The song was also used in:
- a Tracker television commercial that aired on South African television.
- the film The Lucky One (2012)
- an episode of A Million Little Things at the end of season 2 episode 1
- the Season 3 premiere of HBO TV series Hacks

==Track listing==
1. "Late Morning Lullaby" (Brandi Carlile) - 3:27
2. "The Story" (Phil Hanseroth) - 3:58
3. "Turpentine" (Carlile) - 2:58
4. "My Song" (Carlile) - 4:28
5. "Wasted" (Carlile) - 3:47
6. "Have You Ever" (Phil Hanseroth) - 2:32
7. "Josephine" (Carlile, Tim Hanseroth) - 3:02
8. "Losing Heart" (Carlile, Tim Hanseroth, Phil Hanseroth) - 3:35
9. "Cannonball" (Carlile) - 3:52
10. "Until I Die" (Carlile) - 4:06
11. "Downpour" (Carlile) - 3:14
12. "Shadow on the Wall" (Carlile, Tim Hanseroth) - 3:15
13. "Again Today" (Carlile) - 10:38
  - Contains a hidden track, "Hiding My Heart" (Tim Hanseroth)

==Personnel==
- Brandi Carlile - guitar, lead vocals, background vocals
- Matt Chamberlain - drums
- Keith Ciancia - keyboards
- Phil Hanseroth - bass guitar, background vocals
- Tim Hanseroth - guitar, background vocals
- Josh Neumann - cello
- Dave Palmer - keyboards
- Amy Ray - background vocals
- Emily Saliers - background vocals

==Commercial performance and reception==
In response to the increase in album downloads caused by the adverts in the U.S. (mentioned above), the album saw a 368% increase in sales from 1,323 to 6,198, causing it to return to the Billboard 200 at #88. To date the album has currently sold 257,776 copies in the United States.

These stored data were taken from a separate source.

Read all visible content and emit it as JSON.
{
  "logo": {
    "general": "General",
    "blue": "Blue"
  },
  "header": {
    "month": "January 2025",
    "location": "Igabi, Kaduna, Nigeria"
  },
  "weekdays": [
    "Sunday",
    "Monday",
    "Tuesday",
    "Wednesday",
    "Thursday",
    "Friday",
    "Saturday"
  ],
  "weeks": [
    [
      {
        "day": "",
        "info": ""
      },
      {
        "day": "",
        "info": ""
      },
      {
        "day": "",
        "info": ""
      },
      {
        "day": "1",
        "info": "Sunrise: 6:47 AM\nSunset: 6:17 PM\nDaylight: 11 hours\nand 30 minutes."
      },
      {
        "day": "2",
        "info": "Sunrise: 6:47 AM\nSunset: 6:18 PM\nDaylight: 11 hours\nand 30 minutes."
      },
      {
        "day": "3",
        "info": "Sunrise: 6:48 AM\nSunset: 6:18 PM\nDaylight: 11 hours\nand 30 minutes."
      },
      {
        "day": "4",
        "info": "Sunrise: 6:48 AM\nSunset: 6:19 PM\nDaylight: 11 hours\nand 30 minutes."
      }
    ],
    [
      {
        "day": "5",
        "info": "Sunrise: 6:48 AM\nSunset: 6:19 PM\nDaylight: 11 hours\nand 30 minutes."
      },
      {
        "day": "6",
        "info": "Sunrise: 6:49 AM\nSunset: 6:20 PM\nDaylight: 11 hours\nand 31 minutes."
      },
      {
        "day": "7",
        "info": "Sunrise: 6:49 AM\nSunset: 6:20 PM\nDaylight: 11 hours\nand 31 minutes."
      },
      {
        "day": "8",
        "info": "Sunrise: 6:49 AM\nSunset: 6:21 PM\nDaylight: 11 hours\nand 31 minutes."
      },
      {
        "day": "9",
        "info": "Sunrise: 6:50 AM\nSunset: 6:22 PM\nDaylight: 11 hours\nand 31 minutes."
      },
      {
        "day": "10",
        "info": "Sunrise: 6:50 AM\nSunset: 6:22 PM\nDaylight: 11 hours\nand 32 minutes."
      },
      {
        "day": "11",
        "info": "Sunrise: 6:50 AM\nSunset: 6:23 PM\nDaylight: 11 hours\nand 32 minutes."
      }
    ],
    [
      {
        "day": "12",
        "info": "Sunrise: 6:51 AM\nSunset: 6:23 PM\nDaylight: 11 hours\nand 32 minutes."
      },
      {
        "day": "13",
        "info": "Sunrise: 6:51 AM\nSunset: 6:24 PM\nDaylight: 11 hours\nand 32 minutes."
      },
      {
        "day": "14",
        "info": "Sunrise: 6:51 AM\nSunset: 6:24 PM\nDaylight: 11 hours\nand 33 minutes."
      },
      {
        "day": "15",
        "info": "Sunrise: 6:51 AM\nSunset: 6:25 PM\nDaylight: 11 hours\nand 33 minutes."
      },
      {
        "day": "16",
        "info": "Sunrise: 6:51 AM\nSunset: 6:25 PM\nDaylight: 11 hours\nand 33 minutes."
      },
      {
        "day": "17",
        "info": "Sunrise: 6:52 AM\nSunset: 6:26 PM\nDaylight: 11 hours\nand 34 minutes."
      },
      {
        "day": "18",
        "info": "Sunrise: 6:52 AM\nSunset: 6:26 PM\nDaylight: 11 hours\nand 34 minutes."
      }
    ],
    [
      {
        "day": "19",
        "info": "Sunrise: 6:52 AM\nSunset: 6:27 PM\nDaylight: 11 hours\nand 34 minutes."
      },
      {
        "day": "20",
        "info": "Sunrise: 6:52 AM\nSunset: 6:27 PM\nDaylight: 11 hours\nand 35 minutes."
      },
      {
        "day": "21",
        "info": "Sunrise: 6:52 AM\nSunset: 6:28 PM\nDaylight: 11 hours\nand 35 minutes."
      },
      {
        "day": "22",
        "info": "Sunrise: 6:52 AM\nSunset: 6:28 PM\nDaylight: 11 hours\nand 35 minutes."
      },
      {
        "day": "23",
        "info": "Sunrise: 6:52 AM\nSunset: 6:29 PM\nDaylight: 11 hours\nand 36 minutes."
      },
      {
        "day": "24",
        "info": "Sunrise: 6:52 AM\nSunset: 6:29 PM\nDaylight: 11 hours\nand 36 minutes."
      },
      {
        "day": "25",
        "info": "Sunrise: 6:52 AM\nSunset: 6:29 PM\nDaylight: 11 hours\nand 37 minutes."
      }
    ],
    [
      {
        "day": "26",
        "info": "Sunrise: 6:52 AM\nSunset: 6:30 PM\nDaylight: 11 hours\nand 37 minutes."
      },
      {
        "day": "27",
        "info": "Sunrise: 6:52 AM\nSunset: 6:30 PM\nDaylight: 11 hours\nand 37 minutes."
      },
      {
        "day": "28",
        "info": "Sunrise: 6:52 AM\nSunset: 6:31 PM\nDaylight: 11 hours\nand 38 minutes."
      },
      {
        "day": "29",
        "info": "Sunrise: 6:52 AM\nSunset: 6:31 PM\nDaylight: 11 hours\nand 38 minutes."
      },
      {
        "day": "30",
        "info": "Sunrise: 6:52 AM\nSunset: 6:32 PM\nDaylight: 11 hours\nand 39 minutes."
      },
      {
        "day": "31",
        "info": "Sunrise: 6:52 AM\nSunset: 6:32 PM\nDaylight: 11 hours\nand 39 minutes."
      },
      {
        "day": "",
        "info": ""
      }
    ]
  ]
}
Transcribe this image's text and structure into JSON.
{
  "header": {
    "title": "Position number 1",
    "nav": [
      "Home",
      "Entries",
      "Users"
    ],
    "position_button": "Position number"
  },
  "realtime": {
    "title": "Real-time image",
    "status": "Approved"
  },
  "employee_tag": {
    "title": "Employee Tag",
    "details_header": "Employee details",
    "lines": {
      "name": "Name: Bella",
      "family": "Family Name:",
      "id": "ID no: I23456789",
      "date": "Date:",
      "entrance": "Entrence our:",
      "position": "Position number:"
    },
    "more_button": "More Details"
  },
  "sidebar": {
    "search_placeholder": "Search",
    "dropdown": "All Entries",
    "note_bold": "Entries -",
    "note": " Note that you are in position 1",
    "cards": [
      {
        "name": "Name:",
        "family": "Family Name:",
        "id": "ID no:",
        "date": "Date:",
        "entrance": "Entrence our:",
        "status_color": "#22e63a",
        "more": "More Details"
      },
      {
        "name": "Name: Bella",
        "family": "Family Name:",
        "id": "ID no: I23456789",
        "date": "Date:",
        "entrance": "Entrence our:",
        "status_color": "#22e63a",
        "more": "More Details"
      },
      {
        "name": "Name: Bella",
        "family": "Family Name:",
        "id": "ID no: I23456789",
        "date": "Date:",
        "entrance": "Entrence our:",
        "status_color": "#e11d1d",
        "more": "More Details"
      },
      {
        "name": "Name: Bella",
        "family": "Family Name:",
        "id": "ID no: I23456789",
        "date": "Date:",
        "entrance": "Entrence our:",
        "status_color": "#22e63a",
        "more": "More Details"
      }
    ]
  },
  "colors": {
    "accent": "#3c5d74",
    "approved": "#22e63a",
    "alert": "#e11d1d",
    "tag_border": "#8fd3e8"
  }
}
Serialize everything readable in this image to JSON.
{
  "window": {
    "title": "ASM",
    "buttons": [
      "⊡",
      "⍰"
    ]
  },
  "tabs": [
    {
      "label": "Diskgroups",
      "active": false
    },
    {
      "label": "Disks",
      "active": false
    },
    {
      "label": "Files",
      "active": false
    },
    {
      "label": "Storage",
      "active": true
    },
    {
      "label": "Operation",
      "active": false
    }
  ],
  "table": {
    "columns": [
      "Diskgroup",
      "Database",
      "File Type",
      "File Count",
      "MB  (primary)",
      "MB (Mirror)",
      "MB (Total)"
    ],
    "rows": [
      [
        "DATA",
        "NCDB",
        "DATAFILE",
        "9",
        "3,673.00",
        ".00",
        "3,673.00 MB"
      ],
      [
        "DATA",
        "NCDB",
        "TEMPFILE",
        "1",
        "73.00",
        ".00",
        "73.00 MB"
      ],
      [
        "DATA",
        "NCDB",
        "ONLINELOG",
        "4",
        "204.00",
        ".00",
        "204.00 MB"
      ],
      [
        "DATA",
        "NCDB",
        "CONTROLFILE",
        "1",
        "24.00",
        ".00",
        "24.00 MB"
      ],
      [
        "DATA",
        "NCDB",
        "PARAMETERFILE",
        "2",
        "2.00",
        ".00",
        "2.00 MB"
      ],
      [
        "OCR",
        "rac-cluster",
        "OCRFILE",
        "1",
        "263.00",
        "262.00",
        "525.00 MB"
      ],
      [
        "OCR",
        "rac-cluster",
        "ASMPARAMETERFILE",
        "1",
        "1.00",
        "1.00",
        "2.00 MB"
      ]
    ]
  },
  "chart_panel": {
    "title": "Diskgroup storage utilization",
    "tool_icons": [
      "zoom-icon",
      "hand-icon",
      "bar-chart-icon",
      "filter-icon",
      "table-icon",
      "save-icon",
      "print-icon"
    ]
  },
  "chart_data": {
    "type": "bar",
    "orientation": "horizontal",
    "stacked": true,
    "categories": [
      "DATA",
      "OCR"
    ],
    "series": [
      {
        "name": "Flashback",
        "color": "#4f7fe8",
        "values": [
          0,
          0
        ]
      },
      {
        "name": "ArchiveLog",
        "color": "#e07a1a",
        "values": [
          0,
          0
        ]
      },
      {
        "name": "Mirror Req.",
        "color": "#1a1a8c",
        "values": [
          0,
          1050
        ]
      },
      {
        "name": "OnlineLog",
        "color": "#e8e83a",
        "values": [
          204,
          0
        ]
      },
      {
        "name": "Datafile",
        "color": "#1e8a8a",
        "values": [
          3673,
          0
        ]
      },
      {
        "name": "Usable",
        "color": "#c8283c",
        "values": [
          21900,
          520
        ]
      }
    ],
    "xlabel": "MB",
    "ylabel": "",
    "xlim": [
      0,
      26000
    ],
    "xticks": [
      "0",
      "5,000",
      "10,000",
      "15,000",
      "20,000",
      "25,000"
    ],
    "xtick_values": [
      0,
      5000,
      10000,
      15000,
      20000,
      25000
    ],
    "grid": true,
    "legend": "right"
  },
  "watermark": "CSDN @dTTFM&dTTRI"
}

The lead single, "The Story," saw an increase in downloads of 28,091 digital copies, causing it to the chart at #48 on the Billboard Hot Digital songs chart.

Professional ratings
Review scores
| Source | Rating |
| AllMusic |  |
| JustPressPlay | 8.8/10 |

==Charts==

Chart performance for The Story
| Chart (2007) | Peak position |
|---|---|
| Australian Albums (ARIA Charts) | 55 |
| US Billboard 200 | 41 |
| US Top Rock Albums (Billboard) | 10 |
| US Top Tastemaker Albums (Billboard) | 15 |
| Scottish Albums (OCC) | 71 |
| Swiss Albums (Schweizer Hitparade) | 18 |
| Swedish Albums (Sverigetopplistan) | 33 |
| Norwegian Albums (VG-lista) | 7 |
| Portuguese Albums (AFP) | 4 |
| UK Albums (OCC) | 58 |

| Chart (2008) | Peak position |
|---|---|
| Portuguese 30 albums | 4 |

==Certifications==

| Region | Certification | Certified units/sales |
| United States (RIAA) | Gold | 500,000^{‡} |
^{‡} Sales+streaming figures based on certification alone.

==Covers==

- American Idol season 9 finalist Lacey Brown performed "The Story" during the top 16 week, receiving praises from the judges. Her cover was released as an American Idol live performance single on the iTunes Store and was available for purchase during the show's run.
- English singer Adele covered Carlile's hidden track "Hiding My Heart" as a bonus track for the limited edition of her 2011 album 21, which was then used on the soundtrack of the 2010 South Korean film Secret Love.
- Actor and singer Sara Ramirez covered "The Story" on their 2011 album Sara Ramirez EP. This cover was used on the Grey's Anatomy episode "Song Beneath the Song" during the seventh season.
- The singer/songwriter known as Cranius covered "The Story" in 2009. Cranius is known best for his World of Warcraft-based machinima songs, most popular of which is "Big Blue Dress".
- "The Story" was covered by country singer LeAnn Rimes and was released as the first single from her 2016 album Remnants.